Part 4 of 1 : Checking the Basics
1. Check your speed:
Use Comcast Xfinity Speed Test to find out what your download and upload speeds actually are. This will be used as a diagnostic tool.
2. Test to see if your bandwidth is being limited :
If your connection seems to drop off during peak hours or partway through downloads, Comcast may be throttling your bandwidth.
3. Find at what speed you’re paying for :
Compare the speeds you got from the test to the speed level which you’re paying for. You may have to call Comcast to find this out. You can also ask about possible throttling, if you discovered this during the previous step.
- If you are getting the speed you’re paying for but find that this is too slow, you may want to upgrade.
4. Check the usage:
Are several people in your house all using the internet at once? Is anyone downloading something big, like a movie or playing an online game? This can significantly slow your internet.
5. Make sure you have a secure wireless connection :
Much like the above, if your neighbors are putting pressure on your bandwidth by using your internet, everyone will have slower internet.
Part 2 of 4 : Checking your Computer
Make your computer run faster :
An overworked processor will bog down even the fastest internet connection.
2. Check on your virus software :
First, run a scan for viruses and other malware. A virus will significantly slow your connection. Then, make sure that the software itself isn’t slowing the system too much. Many common anti-virus programs can slow your system down significantly.
- Try switching to a faster anti-virus program, like Avast!.
3. Consider switching browsers:
Some browsers are significantly faster than others. If you think the browser might be the issue, consider switching to Chrome, since this is usually the fastest browser (that is compatible with most sites).
4. Close programs which put pressure on your network :
Close programs which communicate with the internet (which are not currently in use). Examples of such programs include Skype and updating programs.
Part 3 of 4 : Checking your DNS server :
1. Consider your DNS server :
The DNS (or Domain Name System) Server is sort of like the phonebook for the internet. Your computer will choose one to use automatically, but using a bad one can be like the difference between using a 20lb paper phonebook and using Google. If nothing else works, consider manually finding a better DNS server. This can improve your internet speed by a significant amount.
2. Get a DNS resolution service:
These are programs which find the best DNS Server for you to use. A good, reliable, reputable one is Google’s “namebench” program.
3. Use the program to find the best DNS Server for your area :
It is usually the one which is geographically closest.
4. Change your computer’s settings: Change your computers settings to default to the recommended DNS Server. This is done differently depending on your operating system.
- On a PC, from the Control Panel click Network and Internet →Network and Sharing Center → Manage Network Connections. Right click the connection that you want to change and then click Properties. Click Networking → This connection uses the following items → Properties and then specify a DNS address in the specified area.
- On a Mac, click System Preferences→ Network→ select your connection → Advanced → DNS and then add the new DNS server.
Part 4 of 4 : Checking your Router :
1. Properly situate your router :
If you have a big home, place it in a central location if possible. Don’t put it close to your modem or any other wireless devices, as this can cause line interference. (For example, a 2.4-ghz router may conflict with a 2.4-ghz phone.) If necessary, buy a longer cable to allow as much distance as possible between your modem and router.
2. Properly configure your router:
Type 192.168.1.1 in your internet address bar to connect to the router and fill in your user name and password. Once you have access, go to the Settings and make sure that the specifications listed here the ones recommended by Comcast. You can find these either in the information packet that you got when you first set up your internet or online.
- If you haven’t ever set up a username and password, use the default settings for your router, which can be found in the manual or searched online. The default username is often admin and the default password is often either password or left blank.
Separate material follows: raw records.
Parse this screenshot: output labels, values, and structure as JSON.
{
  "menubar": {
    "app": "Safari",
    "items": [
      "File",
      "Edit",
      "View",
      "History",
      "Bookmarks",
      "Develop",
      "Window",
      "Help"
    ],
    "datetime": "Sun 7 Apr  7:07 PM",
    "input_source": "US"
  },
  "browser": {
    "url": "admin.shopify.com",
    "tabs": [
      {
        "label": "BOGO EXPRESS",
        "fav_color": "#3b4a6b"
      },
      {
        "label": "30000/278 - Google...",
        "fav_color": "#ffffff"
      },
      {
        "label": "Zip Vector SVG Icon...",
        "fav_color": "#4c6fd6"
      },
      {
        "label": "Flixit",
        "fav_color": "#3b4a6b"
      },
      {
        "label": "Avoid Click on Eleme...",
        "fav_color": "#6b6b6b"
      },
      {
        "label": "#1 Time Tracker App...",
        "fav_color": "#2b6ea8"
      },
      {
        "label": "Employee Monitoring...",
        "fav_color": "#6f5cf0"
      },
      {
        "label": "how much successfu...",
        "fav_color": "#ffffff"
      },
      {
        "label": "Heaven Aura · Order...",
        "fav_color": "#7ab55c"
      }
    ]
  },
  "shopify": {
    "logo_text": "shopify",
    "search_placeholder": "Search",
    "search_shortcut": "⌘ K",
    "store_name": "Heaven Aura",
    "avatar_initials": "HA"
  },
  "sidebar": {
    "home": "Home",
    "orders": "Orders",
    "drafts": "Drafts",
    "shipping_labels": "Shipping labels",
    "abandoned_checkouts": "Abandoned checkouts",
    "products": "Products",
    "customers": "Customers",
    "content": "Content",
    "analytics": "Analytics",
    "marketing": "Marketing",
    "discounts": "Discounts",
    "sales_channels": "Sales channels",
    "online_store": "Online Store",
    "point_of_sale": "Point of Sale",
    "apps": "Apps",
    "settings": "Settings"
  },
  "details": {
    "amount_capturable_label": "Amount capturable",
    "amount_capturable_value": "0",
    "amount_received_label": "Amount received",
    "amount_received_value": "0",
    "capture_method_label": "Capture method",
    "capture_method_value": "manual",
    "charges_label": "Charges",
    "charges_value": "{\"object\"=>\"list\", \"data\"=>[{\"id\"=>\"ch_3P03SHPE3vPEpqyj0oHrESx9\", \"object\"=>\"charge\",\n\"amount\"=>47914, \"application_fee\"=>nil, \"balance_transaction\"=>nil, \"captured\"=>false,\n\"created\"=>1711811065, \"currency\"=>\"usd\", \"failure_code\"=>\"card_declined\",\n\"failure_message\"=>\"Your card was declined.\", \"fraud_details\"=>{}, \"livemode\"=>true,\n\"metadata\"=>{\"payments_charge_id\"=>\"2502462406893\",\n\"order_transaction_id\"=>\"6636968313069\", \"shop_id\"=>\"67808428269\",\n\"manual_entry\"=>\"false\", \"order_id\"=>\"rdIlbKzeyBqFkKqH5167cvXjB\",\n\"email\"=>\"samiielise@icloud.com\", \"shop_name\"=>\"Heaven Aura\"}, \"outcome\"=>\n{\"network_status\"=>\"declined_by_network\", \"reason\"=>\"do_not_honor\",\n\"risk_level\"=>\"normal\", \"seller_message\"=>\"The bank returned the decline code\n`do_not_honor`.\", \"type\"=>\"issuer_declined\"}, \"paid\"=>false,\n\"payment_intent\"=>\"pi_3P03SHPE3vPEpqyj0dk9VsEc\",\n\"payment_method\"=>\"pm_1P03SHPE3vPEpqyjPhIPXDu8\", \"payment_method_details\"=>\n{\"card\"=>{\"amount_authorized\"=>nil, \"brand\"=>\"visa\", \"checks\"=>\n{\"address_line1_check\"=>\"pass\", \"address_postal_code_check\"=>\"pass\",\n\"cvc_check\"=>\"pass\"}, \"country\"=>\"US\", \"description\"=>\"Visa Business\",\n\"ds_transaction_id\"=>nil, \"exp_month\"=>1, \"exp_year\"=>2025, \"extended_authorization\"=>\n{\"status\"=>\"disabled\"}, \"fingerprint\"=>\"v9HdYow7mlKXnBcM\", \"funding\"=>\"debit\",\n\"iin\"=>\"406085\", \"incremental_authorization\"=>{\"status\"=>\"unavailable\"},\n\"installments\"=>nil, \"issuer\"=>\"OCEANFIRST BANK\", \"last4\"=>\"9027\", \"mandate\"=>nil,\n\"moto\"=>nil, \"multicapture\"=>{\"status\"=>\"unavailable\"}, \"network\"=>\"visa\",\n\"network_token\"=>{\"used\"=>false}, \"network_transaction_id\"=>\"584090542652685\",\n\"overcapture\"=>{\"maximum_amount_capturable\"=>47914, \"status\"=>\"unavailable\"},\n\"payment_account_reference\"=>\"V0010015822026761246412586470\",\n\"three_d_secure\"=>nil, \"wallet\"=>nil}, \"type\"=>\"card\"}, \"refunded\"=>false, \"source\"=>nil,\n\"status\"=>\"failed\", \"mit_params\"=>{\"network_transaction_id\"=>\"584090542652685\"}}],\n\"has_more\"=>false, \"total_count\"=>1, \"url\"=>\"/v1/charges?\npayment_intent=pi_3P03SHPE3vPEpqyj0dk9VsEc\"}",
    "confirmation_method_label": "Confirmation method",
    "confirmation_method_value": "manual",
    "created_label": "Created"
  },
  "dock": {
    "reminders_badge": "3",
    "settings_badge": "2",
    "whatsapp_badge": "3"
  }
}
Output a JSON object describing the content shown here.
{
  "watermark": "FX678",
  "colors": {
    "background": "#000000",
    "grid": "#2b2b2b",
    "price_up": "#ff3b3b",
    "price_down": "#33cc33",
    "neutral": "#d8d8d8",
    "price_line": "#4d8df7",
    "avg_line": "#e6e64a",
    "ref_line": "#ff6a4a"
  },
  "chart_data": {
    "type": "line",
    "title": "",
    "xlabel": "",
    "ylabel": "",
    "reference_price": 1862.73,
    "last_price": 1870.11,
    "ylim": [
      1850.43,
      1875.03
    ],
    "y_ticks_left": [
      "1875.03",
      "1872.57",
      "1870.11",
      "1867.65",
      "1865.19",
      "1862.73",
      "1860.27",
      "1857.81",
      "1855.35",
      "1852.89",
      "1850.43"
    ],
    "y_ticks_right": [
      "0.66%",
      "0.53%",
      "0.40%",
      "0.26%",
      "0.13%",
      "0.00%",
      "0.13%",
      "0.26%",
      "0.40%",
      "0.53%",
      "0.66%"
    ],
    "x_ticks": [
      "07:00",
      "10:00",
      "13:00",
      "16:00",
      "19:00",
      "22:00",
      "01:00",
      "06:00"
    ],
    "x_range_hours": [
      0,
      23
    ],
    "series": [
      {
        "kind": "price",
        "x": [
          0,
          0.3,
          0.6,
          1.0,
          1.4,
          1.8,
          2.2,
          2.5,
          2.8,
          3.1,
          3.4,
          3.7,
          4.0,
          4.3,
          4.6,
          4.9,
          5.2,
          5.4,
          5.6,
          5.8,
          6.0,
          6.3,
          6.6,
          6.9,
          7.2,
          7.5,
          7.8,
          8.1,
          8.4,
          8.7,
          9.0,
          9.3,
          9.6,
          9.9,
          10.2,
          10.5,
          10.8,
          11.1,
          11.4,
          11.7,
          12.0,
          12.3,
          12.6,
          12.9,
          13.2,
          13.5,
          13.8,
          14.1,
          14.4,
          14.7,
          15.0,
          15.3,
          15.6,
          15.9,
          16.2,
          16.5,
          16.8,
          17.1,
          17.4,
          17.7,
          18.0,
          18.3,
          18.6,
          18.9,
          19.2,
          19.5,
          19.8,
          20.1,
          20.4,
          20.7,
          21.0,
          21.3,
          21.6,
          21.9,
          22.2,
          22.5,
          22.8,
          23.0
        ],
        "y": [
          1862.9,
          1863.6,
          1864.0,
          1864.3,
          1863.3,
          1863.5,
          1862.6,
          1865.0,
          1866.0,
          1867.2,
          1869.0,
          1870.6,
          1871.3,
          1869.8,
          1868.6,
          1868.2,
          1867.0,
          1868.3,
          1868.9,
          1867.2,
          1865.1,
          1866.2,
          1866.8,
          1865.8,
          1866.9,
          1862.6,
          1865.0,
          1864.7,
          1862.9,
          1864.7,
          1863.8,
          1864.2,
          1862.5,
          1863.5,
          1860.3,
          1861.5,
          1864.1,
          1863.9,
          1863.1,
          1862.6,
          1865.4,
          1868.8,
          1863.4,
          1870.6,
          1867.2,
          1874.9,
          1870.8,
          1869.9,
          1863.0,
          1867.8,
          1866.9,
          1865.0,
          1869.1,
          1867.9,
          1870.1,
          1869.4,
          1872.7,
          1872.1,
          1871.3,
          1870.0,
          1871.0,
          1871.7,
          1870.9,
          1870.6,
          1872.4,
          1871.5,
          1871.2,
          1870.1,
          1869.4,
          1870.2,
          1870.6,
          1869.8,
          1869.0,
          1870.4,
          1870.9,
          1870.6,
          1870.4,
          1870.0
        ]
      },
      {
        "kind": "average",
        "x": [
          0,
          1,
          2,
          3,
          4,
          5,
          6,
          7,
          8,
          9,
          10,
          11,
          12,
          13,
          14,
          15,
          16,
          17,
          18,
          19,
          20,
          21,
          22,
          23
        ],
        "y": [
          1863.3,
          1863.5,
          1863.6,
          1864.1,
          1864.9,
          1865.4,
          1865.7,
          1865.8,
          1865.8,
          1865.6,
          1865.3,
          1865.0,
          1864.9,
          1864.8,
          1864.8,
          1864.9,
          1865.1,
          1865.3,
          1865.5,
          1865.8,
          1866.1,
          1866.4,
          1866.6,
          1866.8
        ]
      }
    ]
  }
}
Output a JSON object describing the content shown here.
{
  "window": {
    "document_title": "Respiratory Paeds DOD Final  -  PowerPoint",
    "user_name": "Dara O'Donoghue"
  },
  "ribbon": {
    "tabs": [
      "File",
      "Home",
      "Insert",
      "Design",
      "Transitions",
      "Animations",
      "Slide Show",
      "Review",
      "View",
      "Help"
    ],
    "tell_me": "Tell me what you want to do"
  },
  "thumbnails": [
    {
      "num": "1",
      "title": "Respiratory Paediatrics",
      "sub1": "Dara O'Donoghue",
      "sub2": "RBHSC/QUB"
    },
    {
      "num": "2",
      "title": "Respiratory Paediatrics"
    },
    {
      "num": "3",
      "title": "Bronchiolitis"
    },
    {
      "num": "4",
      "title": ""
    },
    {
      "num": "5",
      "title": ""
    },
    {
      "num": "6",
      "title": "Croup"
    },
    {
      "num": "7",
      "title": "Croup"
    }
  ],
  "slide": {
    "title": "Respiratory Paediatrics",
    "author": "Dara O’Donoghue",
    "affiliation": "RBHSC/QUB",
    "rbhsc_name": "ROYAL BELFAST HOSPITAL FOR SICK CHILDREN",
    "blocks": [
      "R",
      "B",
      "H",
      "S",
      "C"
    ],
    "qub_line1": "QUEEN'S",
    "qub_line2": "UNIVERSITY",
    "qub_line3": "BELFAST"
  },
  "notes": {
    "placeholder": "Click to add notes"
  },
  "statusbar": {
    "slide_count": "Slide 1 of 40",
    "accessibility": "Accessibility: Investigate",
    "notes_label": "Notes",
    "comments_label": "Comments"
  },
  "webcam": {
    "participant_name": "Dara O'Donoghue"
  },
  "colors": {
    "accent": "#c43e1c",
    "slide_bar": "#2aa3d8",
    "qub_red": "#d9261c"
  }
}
- To be safe, jot down your router’s current settings before modifying them. This will prevent you from making any major mishaps.
3. Consider getting a new router :
If the above suggestions fail, the problem may be that your router isn’t fast enough to accommodate the connection speed you’re paying for. Compare the mbps (megabytes per second) on any new candidates to the mbps on your old one to see what your options are. If you do online gaming or a lot of big downloads, you may even want a gigabyte router.
- Make sure the router is Comcast approved. Some may not function well with Comcast equipment.
- Try to get a wireless G or N router with WPA or WPA2 support, which provide better encryption protection than WEP. (If you have an older computer or laptop, make sure it supports this.)